Franconia Conference in its fall session, October 4, 1951, adopted this:
Praise to God for revival blessings experienced in the recent past. We humbly confess our failures as ordained men in that so many of our members have carried burdens of sin and doubts in their hearts, some of them for years. We dedicate ourselves anew to be more faithful in fulfilling our calling as ordained men in providing for:
(1) The strengthening of our homes.
(2) Better nurturing of our young people, especially in their social and devotional life, and in fitting them for Christian service.
(3) More opportunities in our congregations for revivals, confessions, and testimonies.
(4) Definite preaching on all sin, including the awful social sins, and more definite positive teaching on Christian assurance.
(5) More effective and thorough pastoral work in the homes of our people.
(6) More careful use of our own time in Bible study, prayer and sermon preparation.
Treatment by historians
Beside my article in the September 18, 1951 issue of the Gospel Herald, “Revival in Franconia” and John E. Lapp’s article “Revival Blessings in Franconia Conference” in the December 1951 Christian Monitor, little has been written. Here and there are references, for example:
Beulah Stauffer Hostetler in her book American Mennonites and Protestant Movements observed that George and Lawrence Brunk were Mennonite echoes of mass revivals sweeping through American Protestantism in the early fifties. She further observed that early in the twentieth century consecration was associated with plain clothes. The mass revival reinforced that emphasis. She noted that some persons became entranced with the evangelists, slighting local leaders. After these mass revivals “local congregational revivals decreased markedly.” (pages 279-287).

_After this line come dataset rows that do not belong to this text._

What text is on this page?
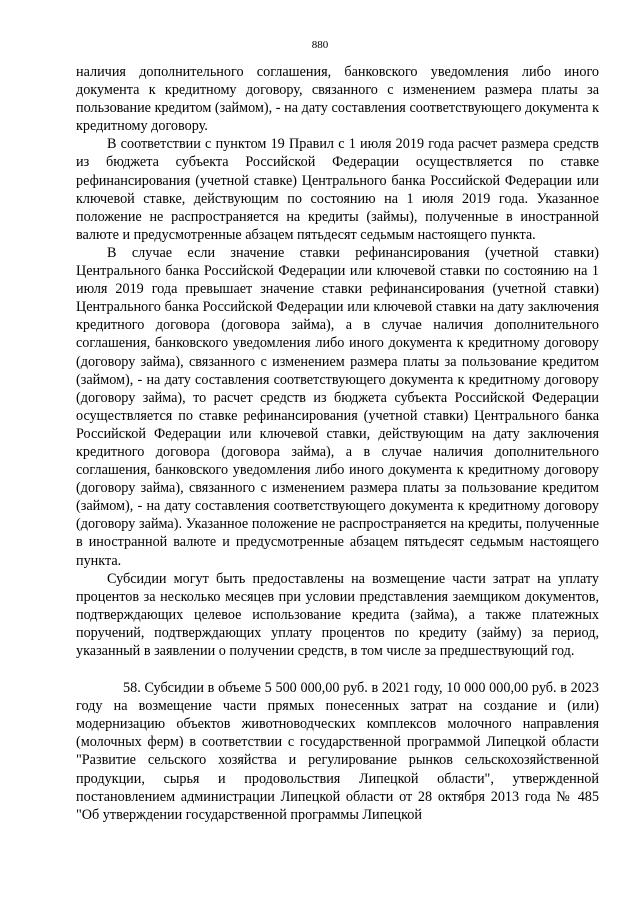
880

наличия дополнительного соглашения, банковского уведомления либо иного документа к кредитному договору, связанного с изменением размера платы за пользование кредитом (займом), - на дату составления соответствующего документа к кредитному договору.

В соответствии с пунктом 19 Правил с 1 июля 2019 года расчет размера средств из бюджета субъекта Российской Федерации осуществляется по ставке рефинансирования (учетной ставке) Центрального банка Российской Федерации или ключевой ставке, действующим по состоянию на 1 июля 2019 года. Указанное положение не распространяется на кредиты (займы), полученные в иностранной валюте и предусмотренные абзацем пятьдесят седьмым настоящего пункта.

В случае если значение ставки рефинансирования (учетной ставки) Центрального банка Российской Федерации или ключевой ставки по состоянию на 1 июля 2019 года превышает значение ставки рефинансирования (учетной ставки) Центрального банка Российской Федерации или ключевой ставки на дату заключения кредитного договора (договора займа), а в случае наличия дополнительного соглашения, банковского уведомления либо иного документа к кредитному договору (договору займа), связанного с изменением размера платы за пользование кредитом (займом), - на дату составления соответствующего документа к кредитному договору (договору займа), то расчет средств из бюджета субъекта Российской Федерации осуществляется по ставке рефинансирования (учетной ставки) Центрального банка Российской Федерации или ключевой ставки, действующим на дату заключения кредитного договора (договора займа), а в случае наличия дополнительного соглашения, банковского уведомления либо иного документа к кредитному договору (договору займа), связанного с изменением размера платы за пользование кредитом (займом), - на дату составления соответствующего документа к кредитному договору (договору займа). Указанное положение не распространяется на кредиты, полученные в иностранной валюте и предусмотренные абзацем пятьдесят седьмым настоящего пункта.

Субсидии могут быть предоставлены на возмещение части затрат на уплату процентов за несколько месяцев при условии представления заемщиком документов, подтверждающих целевое использование кредита (займа), а также платежных поручений, подтверждающих уплату процентов по кредиту (займу) за период, указанный в заявлении о получении средств, в том числе за предшествующий год.

58. Субсидии в объеме 5 500 000,00 руб. в 2021 году, 10 000 000,00 руб. в 2023 году на возмещение части прямых понесенных затрат на создание и (или) модернизацию объектов животноводческих комплексов молочного направления (молочных ферм) в соответствии с государственной программой Липецкой области "Развитие сельского хозяйства и регулирование рынков сельскохозяйственной продукции, сырья и продовольствия Липецкой области", утвержденной постановлением администрации Липецкой области от 28 октября 2013 года № 485 "Об утверждении государственной программы Липецкой
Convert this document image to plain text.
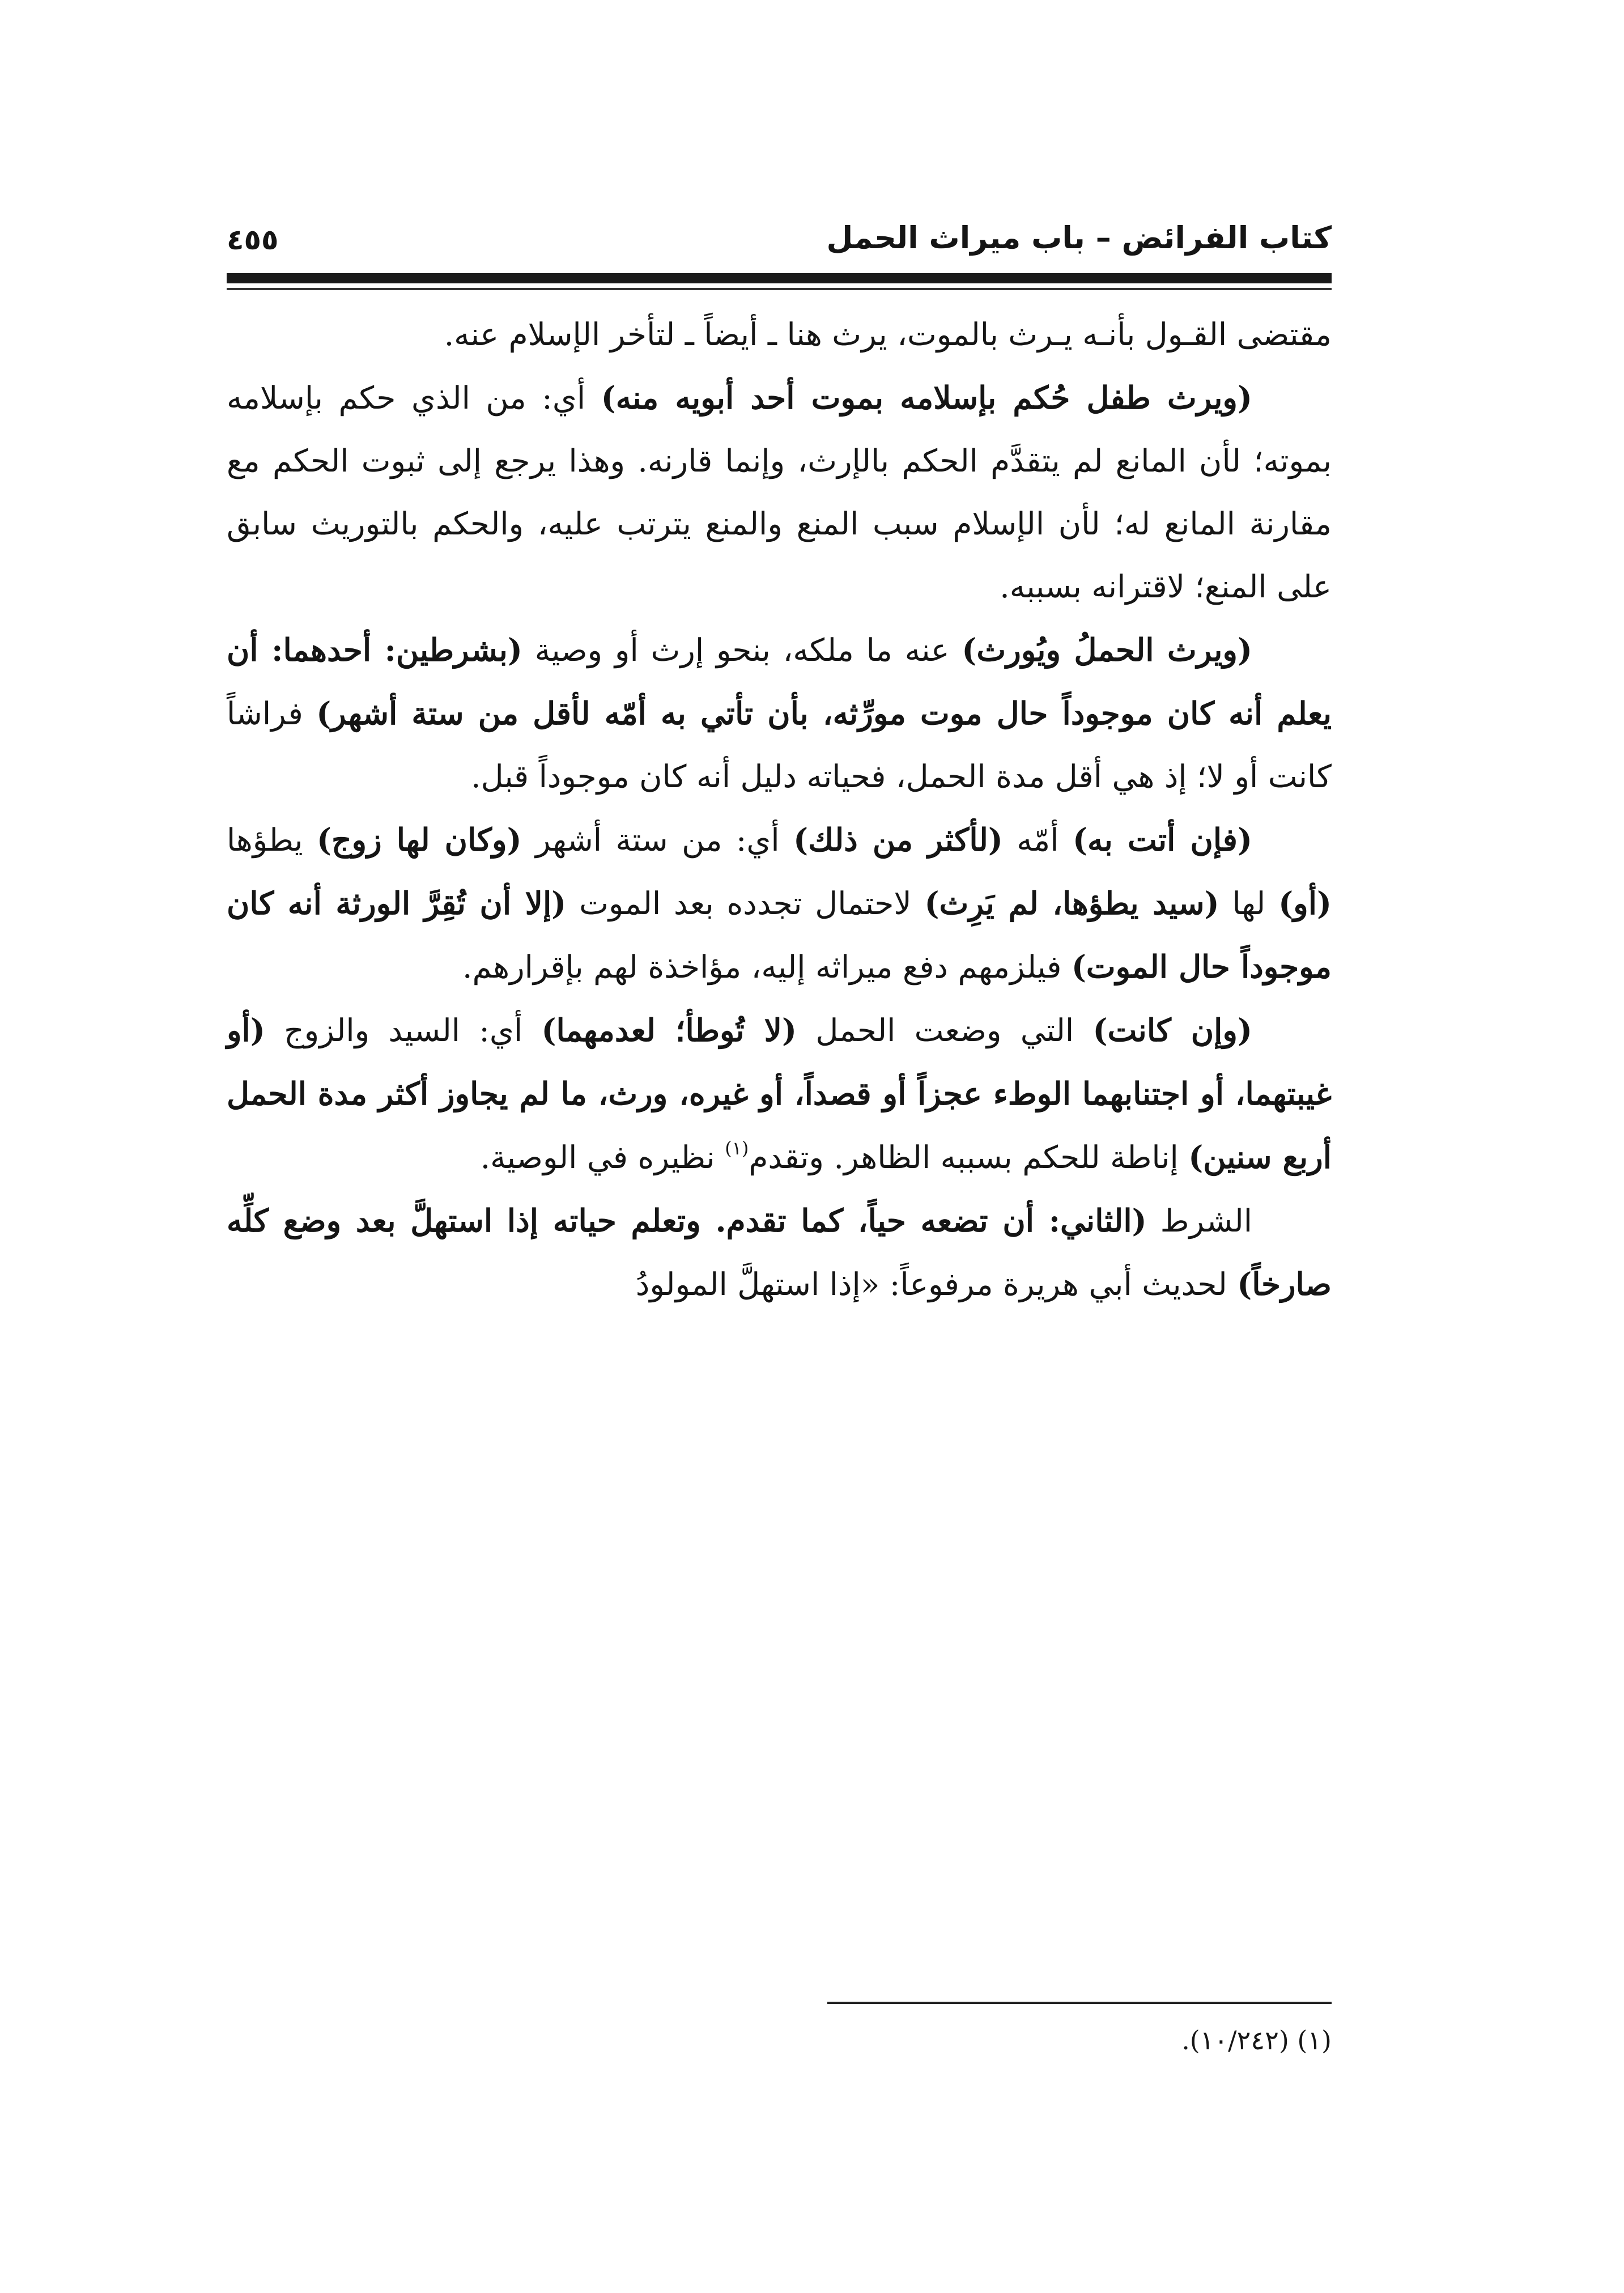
كتاب الفرائض – باب ميراث الحمل
٤٥٥

مقتضى القـول بأنـه يـرث بالموت، يرث هنا ـ أيضاً ـ لتأخر الإسلام عنه.

(ويرث طفل حُكم بإسلامه بموت أحد أبويه منه) أي: من الذي حكم بإسلامه بموته؛ لأن المانع لم يتقدَّم الحكم بالإرث، وإنما قارنه. وهذا يرجع إلى ثبوت الحكم مع مقارنة المانع له؛ لأن الإسلام سبب المنع والمنع يترتب عليه، والحكم بالتوريث سابق على المنع؛ لاقترانه بسببه.

(ويرث الحملُ ويُورث) عنه ما ملكه، بنحو إرث أو وصية (بشرطين: أحدهما: أن يعلم أنه كان موجوداً حال موت مورِّثه، بأن تأتي به أمّه لأقل من ستة أشهر) فراشاً كانت أو لا؛ إذ هي أقل مدة الحمل، فحياته دليل أنه كان موجوداً قبل.

(فإن أتت به) أمّه (لأكثر من ذلك) أي: من ستة أشهر (وكان لها زوج) يطؤها (أو) لها (سيد يطؤها، لم يَرِث) لاحتمال تجدده بعد الموت (إلا أن تُقِرَّ الورثة أنه كان موجوداً حال الموت) فيلزمهم دفع ميراثه إليه، مؤاخذة لهم بإقرارهم.

(وإن كانت) التي وضعت الحمل (لا تُوطأ؛ لعدمهما) أي: السيد والزوج (أو غيبتهما، أو اجتنابهما الوطء عجزاً أو قصداً، أو غيره، ورث، ما لم يجاوز أكثر مدة الحمل أربع سنين) إناطة للحكم بسببه الظاهر. وتقدم$^{(١)}$ نظيره في الوصية.

الشرط (الثاني: أن تضعه حياً، كما تقدم. وتعلم حياته إذا استهلَّ بعد وضع كلِّه صارخاً) لحديث أبي هريرة مرفوعاً: «إذا استهلَّ المولودُ

(١) (١٠/٢٤٢).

Clyde G. Kratz made an extended study of the Brunk Revival as part of his work at Eastern Mennonite Seminary, 1985. His research paper “Mixed Blessings”, however, has not been published.
Since the writing of this article in 2001, a few items have been published online, including a sermon (audio and transcription) by George Brunk: https://mla.bethelks.edu/ml-archive/2002sept/brunk.php and an essay on the influence of Billy Graham and how his style was emulated by the Brunks and other Anabaptist evangelists: https://anabaptisthistorians.org/2018/03/08/americas-pastor-among-the-quiet-in-the-land-billy-graham-and-north-american-anabaptists-part-i/
Paul M. Lederach (1925-2014) was a bishop of the Franconia Conference, ordained in 1949. From 1952 to 1978, he was associated with Mennonite Publishing House, Scottdale, PA, in several roles, and from 1978 to 1985, had an insurance business in Scottdale. Paul returned to the Franconia Conference in 1986 and became pastor of Franconia Mennonite Church. He was later chairman of the Franconia Conference overseers and interim pastor in several local congregations.